Le fait est, souligne Luba Jurgenson, que depuis l’invasion de l’Ukraine, le 24 février 2022, sur décision de Poutine, et la promulgation de la loi condamnant à 15 ans de prison toute personne osant qualifier de guerre les événements se déroulant en Ukraine, beaucoup ont le sentiment d’une terrible régression trente ans en arrière. Pour d’autres, il s’agit d’une régression soixante-dix ans en arrière. La peur est revenue, celle de parler au téléphone par exemple. S’opposer, manifester, résister devient de plus en plus difficile et risqué. Même s’il existe une contestation civile contre la guerre et contre le retour en arrière, il est encore trop tôt pour évaluer son ampleur et les formes qu’elle pourrait prendre. Luba Jurgenson évoque aussi le fait que beaucoup s’accommodent de cet état des choses.

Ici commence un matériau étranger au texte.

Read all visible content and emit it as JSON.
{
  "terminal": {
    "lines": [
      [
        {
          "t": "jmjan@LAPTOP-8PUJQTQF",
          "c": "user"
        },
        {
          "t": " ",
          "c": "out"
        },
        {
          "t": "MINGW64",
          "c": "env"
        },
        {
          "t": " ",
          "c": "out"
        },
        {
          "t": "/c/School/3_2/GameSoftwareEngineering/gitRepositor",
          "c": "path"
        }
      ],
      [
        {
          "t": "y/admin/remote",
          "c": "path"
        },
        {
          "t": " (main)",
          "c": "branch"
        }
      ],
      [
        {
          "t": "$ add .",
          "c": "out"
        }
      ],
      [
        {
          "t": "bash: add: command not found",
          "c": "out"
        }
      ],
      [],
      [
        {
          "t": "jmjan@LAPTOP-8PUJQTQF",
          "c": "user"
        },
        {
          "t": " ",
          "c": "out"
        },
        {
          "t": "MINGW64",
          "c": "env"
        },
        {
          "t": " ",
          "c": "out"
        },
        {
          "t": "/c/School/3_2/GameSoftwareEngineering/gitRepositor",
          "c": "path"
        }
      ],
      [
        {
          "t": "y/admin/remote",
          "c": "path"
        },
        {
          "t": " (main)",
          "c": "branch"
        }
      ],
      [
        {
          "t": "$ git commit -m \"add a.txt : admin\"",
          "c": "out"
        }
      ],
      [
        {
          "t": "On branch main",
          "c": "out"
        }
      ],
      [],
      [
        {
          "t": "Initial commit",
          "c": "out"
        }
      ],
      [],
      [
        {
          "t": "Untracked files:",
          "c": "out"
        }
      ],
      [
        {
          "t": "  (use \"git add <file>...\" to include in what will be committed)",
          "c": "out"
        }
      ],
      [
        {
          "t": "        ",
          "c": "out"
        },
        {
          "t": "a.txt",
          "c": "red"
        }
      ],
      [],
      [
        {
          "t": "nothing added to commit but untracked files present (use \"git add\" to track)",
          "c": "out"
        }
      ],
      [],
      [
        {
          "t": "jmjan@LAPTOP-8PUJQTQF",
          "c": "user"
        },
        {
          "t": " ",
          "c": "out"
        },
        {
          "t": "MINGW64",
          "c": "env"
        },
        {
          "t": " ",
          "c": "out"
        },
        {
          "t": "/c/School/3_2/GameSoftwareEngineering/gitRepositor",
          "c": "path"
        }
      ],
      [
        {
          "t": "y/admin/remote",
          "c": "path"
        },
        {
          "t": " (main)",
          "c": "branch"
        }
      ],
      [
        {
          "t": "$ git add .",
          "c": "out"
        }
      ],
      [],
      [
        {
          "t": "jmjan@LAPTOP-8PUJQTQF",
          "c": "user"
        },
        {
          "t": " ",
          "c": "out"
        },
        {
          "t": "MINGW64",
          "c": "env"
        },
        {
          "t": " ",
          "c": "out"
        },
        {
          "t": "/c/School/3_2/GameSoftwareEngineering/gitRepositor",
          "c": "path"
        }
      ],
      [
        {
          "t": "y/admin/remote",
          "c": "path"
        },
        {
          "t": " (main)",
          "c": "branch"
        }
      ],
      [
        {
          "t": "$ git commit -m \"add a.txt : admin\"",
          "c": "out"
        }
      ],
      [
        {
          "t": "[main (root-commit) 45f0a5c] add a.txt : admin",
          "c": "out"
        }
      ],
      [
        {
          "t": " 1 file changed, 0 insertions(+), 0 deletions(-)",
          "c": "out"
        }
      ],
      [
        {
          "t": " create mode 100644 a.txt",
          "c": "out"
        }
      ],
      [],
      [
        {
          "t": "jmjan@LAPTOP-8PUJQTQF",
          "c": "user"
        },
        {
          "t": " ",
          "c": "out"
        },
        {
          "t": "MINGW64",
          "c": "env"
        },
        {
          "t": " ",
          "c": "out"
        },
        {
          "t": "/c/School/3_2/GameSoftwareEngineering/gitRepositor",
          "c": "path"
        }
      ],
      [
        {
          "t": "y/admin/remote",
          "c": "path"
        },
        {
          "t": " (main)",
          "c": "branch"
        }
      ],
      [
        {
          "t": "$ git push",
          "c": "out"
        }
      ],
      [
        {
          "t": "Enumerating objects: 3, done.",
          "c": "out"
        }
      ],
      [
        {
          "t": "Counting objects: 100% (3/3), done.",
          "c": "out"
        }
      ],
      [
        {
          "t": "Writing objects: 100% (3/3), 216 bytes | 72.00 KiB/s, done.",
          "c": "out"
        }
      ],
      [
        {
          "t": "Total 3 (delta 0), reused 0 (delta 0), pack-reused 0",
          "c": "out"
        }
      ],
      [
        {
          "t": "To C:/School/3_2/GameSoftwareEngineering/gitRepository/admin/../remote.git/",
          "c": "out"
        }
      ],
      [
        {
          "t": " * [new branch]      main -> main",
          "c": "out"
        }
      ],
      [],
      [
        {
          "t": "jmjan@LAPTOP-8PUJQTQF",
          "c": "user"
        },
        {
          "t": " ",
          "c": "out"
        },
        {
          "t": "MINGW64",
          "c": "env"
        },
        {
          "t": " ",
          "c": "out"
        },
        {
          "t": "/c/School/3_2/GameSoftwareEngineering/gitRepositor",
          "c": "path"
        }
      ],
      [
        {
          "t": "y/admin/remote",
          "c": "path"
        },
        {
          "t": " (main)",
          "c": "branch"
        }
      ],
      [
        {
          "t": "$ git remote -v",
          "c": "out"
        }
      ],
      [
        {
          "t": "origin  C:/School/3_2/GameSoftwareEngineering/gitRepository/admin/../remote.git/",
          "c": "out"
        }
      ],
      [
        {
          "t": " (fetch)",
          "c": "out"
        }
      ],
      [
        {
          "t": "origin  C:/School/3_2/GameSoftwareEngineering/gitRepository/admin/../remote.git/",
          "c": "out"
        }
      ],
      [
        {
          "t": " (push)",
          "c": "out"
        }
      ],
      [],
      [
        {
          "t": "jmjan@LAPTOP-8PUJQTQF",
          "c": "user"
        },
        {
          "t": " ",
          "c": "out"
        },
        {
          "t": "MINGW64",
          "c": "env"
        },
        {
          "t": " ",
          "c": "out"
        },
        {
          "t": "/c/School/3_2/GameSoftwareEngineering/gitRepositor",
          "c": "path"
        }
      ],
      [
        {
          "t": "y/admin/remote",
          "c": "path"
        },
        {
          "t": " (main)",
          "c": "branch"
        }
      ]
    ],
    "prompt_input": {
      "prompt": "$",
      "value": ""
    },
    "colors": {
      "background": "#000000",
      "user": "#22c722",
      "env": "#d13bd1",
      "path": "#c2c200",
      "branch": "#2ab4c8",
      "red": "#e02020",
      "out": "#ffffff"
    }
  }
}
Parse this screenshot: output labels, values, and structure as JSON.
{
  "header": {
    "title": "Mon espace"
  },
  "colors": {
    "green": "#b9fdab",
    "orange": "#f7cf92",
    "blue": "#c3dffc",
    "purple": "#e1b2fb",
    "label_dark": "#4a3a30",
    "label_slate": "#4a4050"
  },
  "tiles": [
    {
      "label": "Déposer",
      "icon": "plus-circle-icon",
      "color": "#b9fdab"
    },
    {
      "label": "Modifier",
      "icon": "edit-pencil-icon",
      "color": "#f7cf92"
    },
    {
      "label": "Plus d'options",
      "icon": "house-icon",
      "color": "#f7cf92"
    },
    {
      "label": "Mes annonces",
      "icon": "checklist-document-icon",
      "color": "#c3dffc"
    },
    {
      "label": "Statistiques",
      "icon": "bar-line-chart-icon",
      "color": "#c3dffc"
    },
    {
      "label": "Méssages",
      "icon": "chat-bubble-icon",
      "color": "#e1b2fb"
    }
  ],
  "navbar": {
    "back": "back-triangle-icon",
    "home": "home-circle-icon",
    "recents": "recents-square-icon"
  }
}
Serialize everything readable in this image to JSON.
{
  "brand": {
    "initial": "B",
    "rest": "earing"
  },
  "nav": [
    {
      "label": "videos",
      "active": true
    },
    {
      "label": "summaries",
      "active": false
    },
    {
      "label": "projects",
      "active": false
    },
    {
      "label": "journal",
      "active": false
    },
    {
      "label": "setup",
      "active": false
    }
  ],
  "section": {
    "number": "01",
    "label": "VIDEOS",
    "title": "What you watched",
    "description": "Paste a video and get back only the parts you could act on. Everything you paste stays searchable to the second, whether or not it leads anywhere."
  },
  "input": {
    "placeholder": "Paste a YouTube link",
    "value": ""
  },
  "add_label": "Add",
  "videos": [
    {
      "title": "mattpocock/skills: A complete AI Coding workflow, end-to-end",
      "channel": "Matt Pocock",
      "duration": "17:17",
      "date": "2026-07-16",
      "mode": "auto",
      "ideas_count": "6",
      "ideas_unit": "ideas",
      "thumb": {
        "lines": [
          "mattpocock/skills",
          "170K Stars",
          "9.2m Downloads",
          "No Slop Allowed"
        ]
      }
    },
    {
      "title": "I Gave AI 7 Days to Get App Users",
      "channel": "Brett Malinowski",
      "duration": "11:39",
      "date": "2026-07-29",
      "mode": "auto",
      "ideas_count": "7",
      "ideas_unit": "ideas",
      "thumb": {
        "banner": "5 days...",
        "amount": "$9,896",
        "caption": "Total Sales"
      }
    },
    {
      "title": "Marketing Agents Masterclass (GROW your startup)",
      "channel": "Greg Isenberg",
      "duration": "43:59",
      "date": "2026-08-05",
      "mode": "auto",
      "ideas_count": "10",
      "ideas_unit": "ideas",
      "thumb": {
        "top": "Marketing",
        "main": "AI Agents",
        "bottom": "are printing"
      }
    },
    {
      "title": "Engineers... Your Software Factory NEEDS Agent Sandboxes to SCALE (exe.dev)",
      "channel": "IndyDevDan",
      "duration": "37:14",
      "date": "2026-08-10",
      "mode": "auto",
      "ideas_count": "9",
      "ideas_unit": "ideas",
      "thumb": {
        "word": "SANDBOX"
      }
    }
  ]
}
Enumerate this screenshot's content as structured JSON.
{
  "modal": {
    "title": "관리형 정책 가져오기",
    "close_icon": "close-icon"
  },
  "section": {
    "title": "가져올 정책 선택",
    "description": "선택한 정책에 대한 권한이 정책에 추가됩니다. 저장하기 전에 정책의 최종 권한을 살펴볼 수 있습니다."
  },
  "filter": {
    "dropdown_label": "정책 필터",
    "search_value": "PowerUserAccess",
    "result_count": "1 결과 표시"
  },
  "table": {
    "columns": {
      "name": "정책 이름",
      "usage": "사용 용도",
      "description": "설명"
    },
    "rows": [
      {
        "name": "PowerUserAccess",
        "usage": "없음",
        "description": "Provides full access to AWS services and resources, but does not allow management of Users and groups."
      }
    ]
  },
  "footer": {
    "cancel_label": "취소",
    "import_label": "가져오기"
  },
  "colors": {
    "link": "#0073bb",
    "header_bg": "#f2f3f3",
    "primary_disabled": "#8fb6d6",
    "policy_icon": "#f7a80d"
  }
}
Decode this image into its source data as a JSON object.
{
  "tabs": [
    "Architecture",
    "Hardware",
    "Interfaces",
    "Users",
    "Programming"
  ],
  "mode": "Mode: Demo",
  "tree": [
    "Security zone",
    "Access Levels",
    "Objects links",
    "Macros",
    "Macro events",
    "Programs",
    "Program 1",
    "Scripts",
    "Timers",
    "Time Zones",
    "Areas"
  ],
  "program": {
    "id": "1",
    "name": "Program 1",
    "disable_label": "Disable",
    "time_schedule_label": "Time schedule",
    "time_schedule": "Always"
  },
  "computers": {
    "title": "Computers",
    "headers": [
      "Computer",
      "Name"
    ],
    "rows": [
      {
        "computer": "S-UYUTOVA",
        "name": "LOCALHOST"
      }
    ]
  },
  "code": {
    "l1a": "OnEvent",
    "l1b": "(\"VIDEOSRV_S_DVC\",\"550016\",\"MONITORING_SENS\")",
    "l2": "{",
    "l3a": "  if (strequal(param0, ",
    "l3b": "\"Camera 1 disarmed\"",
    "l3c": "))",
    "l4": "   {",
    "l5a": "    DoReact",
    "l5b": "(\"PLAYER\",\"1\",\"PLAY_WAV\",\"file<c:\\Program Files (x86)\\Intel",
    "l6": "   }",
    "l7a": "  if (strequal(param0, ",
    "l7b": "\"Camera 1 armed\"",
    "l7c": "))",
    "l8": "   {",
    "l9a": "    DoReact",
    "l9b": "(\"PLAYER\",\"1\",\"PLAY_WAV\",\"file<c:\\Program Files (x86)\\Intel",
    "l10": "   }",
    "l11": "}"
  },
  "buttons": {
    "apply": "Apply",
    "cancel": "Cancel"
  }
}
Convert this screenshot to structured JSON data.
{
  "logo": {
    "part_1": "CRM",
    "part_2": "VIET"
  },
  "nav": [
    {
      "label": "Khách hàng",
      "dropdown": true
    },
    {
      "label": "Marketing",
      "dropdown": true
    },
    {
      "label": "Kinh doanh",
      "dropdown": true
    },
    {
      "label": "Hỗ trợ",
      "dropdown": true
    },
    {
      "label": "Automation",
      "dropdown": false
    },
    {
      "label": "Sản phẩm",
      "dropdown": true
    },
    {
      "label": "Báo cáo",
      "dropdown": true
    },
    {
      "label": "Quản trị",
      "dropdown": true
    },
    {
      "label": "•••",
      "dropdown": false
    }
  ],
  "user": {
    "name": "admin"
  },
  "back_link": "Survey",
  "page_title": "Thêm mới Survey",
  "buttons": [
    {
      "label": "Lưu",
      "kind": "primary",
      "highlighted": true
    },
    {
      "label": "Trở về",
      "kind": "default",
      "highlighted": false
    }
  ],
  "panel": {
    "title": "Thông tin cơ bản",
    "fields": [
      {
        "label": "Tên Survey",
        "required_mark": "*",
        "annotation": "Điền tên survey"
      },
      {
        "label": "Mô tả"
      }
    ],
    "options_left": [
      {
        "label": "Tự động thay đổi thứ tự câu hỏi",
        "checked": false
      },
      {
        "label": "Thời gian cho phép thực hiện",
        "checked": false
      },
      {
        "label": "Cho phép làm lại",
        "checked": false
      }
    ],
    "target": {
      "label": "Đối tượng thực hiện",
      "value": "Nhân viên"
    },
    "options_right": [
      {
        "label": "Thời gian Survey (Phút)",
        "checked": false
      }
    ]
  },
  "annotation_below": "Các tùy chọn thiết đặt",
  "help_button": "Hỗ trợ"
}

Non pas qu’ils croient nécessairement la propagande d’Etat, le discours officiel, mais échaudés en quelque sorte, ils ne croient plus à l’émergence possible de la vérité ou d’un discours de vérité, persuadés qu’il n’y a que des opinions, contradictoires, fruit de manipulations, dans le cadre d’une vision complotiste de l’histoire. Si le mythe de la Révolution et des lendemains qui chantent n’est plus fédérateur, le mythe de la Grande Guerre patriotique auquel se réfère Poutine les sensibilise-t-il davantage ? De quoi s’agit-il ?
Sans remettre en cause l’importance considérable de l’effort de guerre consenti par l’ensemble des citoyens de toutes les républiques socialistes soviétiques, durant la Seconde guerre mondiale, et sans oublie les millions de victimes que fit la guerre en Union soviétique, il faut néanmoins distinguer les faits de leur instrumentalisation. La Grande Guerre patriotique commence le 22 juin 1941 avec l’opération Barbarossa, lancée par l’Allemagne nazie. Est ainsi omis dans ce cadre le pacte germano-soviétique de non-agression conclu par Molotov et Ribbentrop, le 23 août 1939, à Moscou, en présence de Staline, et son protocole secret partageant la Pologne et l’Europe orientale entre l’Allemagne et l’URSS. Le mythe insiste sur la grandeur de l’Union soviétique quand toutes les républiques sont unies dans leur lutte commune contre le nazisme, qu’elles se sacrifient et remportent ensemble la victoire, libérant Auschwitz, et marchant jusqu’à Berlin. Ce qui est incontestablement vrai, mais passe sous silence le rôle des Alliés, en guerre contre le nazisme depuis septembre 1939, dans la victoire de 1945.
À l’oreille
- Valentin Silvestrov – Silent Songs, The Dream (Alexeï Lubimov)
- Stefania Turkewich – Symphonie n° 1 (11:23 à 14:24)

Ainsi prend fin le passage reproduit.